“Punk took to the London streets in the long hot summer of 1976, and took modernism much further than the mods had done. This really was the fashion equivalent of modernism in art:
‘Like [Marcel] Duchamp’s ‘ready mades’—manufactured objects which qualified as art because he chose to call them such—the most unremarkable and inappropriate items—a pin, a plastic clothes peg, a television component, a razor blade, a tampon—could be brought within the province of punk (un) fashion.’
|Sid and Nancy; Marcel Duchamp's Urinal|
This ‘confrontation dressing’ aimed to shock—but also to ‘make strange’, which is precisely what the modernist artists of the early twentieth century (the Russian formalists, for example) had also tried to do—to look at the everyday world in a new way, and force others to do so:
‘Objects borrowed from the most sordid of contexts found a place in the punks’ ensembles: lavatory chains were draped in graceful arcs across chests encased in plastic bin-liners. Safety pins were taken out of their domestic ‘utility’ context and worn as gruesome ornaments through the cheek, ear or lip. ‘Cheap’ trashy fabrics (PVC, plastic, lurex etc) in vulgar designs (eg mock leopard skin) and ‘nasty’ colors…were salvaged by the punks and turned into garments (flyboy drainpipes, ‘common’ miniskirts) which offered self-conscious commentaries on the notions of modernity and taste.’
|Vivienne Westwood and Malcolm McLaren at their shop SEX; Vivienne Westwood punk design with chicken bones|
What was important was that nothing should look natural. In this sense punk was the opposite of mainstream fashion which always attempts to naturalize the strange rather than the other way about. This is the sophistication of punk, its surrealism and its modernism in the true sense: it radically questions its own terms of reference, questions what fashion is, what style is, making mincemeat of received notions of beauty and trashing the very idea of ‘charm’ or ‘taste’.” - Elizabeth Wilson, Adorned in Dreams
With all of this said I want to talk about the recent MET PUNK: Chaos to Couture exhibition. If you haven't seen this video by The Daily Beast with art critic Blake Gopnik criticizing the show I highly recommend you do as he makes some valid points.

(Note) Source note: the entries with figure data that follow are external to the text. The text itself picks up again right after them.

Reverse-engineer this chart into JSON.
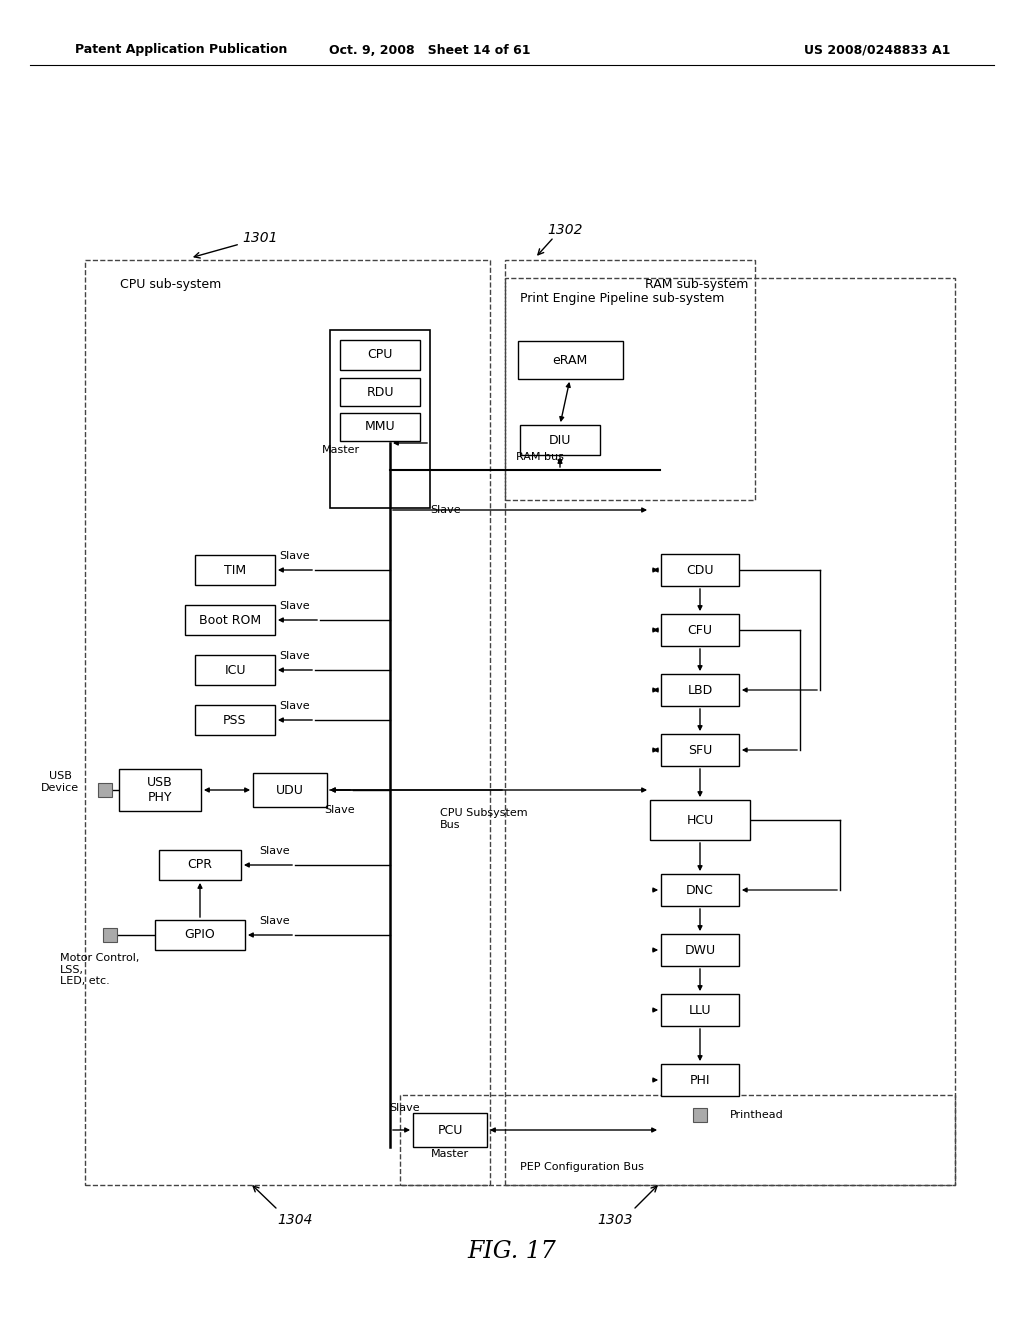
{
  "header_left": "Patent Application Publication",
  "header_mid": "Oct. 9, 2008   Sheet 14 of 61",
  "header_right": "US 2008/0248833 A1",
  "figure_label": "FIG. 17",
  "ref_1301": "1301",
  "ref_1302": "1302",
  "ref_1303": "1303",
  "ref_1304": "1304",
  "label_cpu_sub": "CPU sub-system",
  "label_ram_sub": "RAM sub-system",
  "label_pep_sub": "Print Engine Pipeline sub-system",
  "label_cpu_bus": "CPU Subsystem\nBus",
  "label_ram_bus": "RAM bus",
  "label_pep_bus": "PEP Configuration Bus",
  "label_printhead": "Printhead",
  "bg_color": "#ffffff",
  "box_color": "#ffffff",
  "box_edge": "#000000",
  "line_color": "#000000",
  "dashed_color": "#444444"
}
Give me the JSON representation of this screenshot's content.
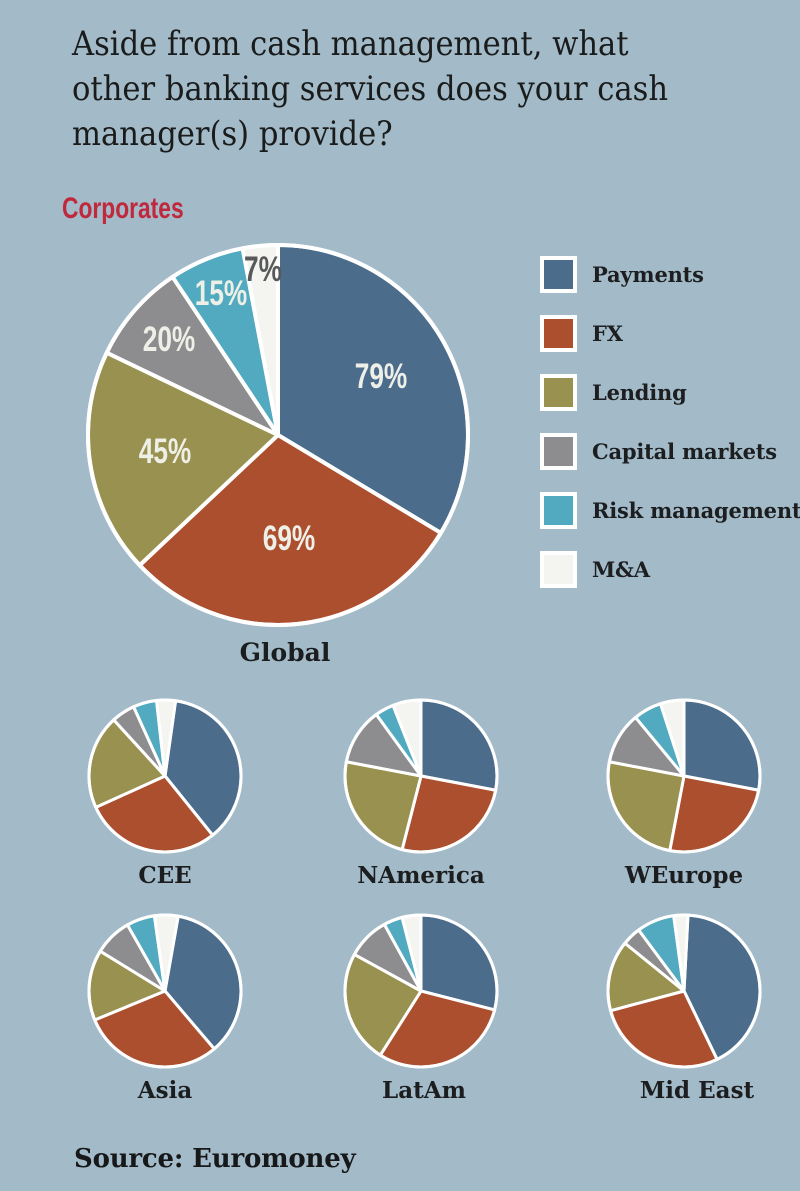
{
  "title": "Aside from cash management, what other banking services does your cash manager(s) provide?",
  "title_lines": [
    "Aside from cash management, what",
    "other banking services does your cash",
    "manager(s) provide?"
  ],
  "subtitle": "Corporates",
  "source": "Source: Euromoney",
  "colors": {
    "background": "#a3bbc9",
    "title_text": "#1a1b1b",
    "subtitle_red": "#c0293d",
    "label_text": "#1b1d1f",
    "slice_label": "#eef0e8",
    "mna_label": "#58595b",
    "slice_stroke": "#ffffff",
    "payments_blue": "#4c6c8c",
    "fx_rust": "#ac4f2f",
    "lending_olive": "#99914f",
    "capital_markets_gray": "#8d8d8f",
    "risk_teal": "#51aabf",
    "mna_white": "#f4f5f1"
  },
  "legend": [
    {
      "label": "Payments",
      "color": "#4c6c8c"
    },
    {
      "label": "FX",
      "color": "#ac4f2f"
    },
    {
      "label": "Lending",
      "color": "#99914f"
    },
    {
      "label": "Capital markets",
      "color": "#8d8d8f"
    },
    {
      "label": "Risk management",
      "color": "#51aabf"
    },
    {
      "label": "M&A",
      "color": "#f4f5f1"
    }
  ],
  "chart_data": [
    {
      "type": "pie",
      "title": "Global",
      "categories": [
        "Payments",
        "FX",
        "Lending",
        "Capital markets",
        "Risk management",
        "M&A"
      ],
      "values": [
        79,
        69,
        45,
        20,
        15,
        7
      ],
      "value_labels": [
        "79%",
        "69%",
        "45%",
        "20%",
        "15%",
        "7%"
      ],
      "unit": "%",
      "labels_visible": true,
      "note": "multi-select survey percentages; slice angles proportional to value/sum(values)"
    },
    {
      "type": "pie",
      "title": "CEE",
      "categories": [
        "Payments",
        "FX",
        "Lending",
        "Capital markets",
        "Risk management",
        "M&A"
      ],
      "estimated_shares_pct": [
        37,
        29,
        20,
        5,
        5,
        4
      ],
      "labels_visible": false
    },
    {
      "type": "pie",
      "title": "NAmerica",
      "categories": [
        "Payments",
        "FX",
        "Lending",
        "Capital markets",
        "Risk management",
        "M&A"
      ],
      "estimated_shares_pct": [
        28,
        26,
        24,
        12,
        4,
        6
      ],
      "labels_visible": false
    },
    {
      "type": "pie",
      "title": "WEurope",
      "categories": [
        "Payments",
        "FX",
        "Lending",
        "Capital markets",
        "Risk management",
        "M&A"
      ],
      "estimated_shares_pct": [
        28,
        25,
        25,
        11,
        6,
        5
      ],
      "labels_visible": false
    },
    {
      "type": "pie",
      "title": "Asia",
      "categories": [
        "Payments",
        "FX",
        "Lending",
        "Capital markets",
        "Risk management",
        "M&A"
      ],
      "estimated_shares_pct": [
        36,
        30,
        15,
        8,
        6,
        5
      ],
      "labels_visible": false
    },
    {
      "type": "pie",
      "title": "LatAm",
      "categories": [
        "Payments",
        "FX",
        "Lending",
        "Capital markets",
        "Risk management",
        "M&A"
      ],
      "estimated_shares_pct": [
        29,
        30,
        24,
        9,
        4,
        4
      ],
      "labels_visible": false
    },
    {
      "type": "pie",
      "title": "Mid East",
      "categories": [
        "Payments",
        "FX",
        "Lending",
        "Capital markets",
        "Risk management",
        "M&A"
      ],
      "estimated_shares_pct": [
        42,
        28,
        15,
        4,
        8,
        3
      ],
      "labels_visible": false
    }
  ]
}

I obviously have not been to the show in person since I am located in Miami but I have watched many reviews and read from many sources and I feel this source has been the most valid and thus my reason for re-capping it. Firstly, the rather poor recreation of the CBGB bathroom in the exhibit confronts the problem with the show about how can you capture the spirit of punk when you are trying so carefully to recreate it? Punk was about not being careful, it was about being completely reckless and spitting on people, not giving a shit and maybe even incorporating shit into their life literally. Also the exhibition included a few original looks from the 1970s but overall seemed to celebrate the high fashion copies of punk that overall lack the energy and actual ethos that made punk. Everything was very antiseptic and had absolutely no semblance or energy that was happening in the late 70s.
These are issues that I think happen when we try to re-create looks from the past as we end up infusing what is happening now so it becomes appealing to the mass culture. Of course this makes sense when you are trying to design a collection or creating an editorial that is taking inspiration from a certain sub-culture; but when you are doing an exhibition that is supposed to be celebrating the essence of a sub-culture and then end up not even including what truly made up that essence (with punk it was self mutilation, damaged and asexual clothing, a violent rejection of prettiness or naturalness and the pain and anguish of lost adolescence) then what do you end up with other then a room full of bull shit and not even the good punk bull shit but sterilized bullshit? A contradiction in itself! Harsh words but someone needs to say it rather than just rave about how awesome Miley Cyrus looked.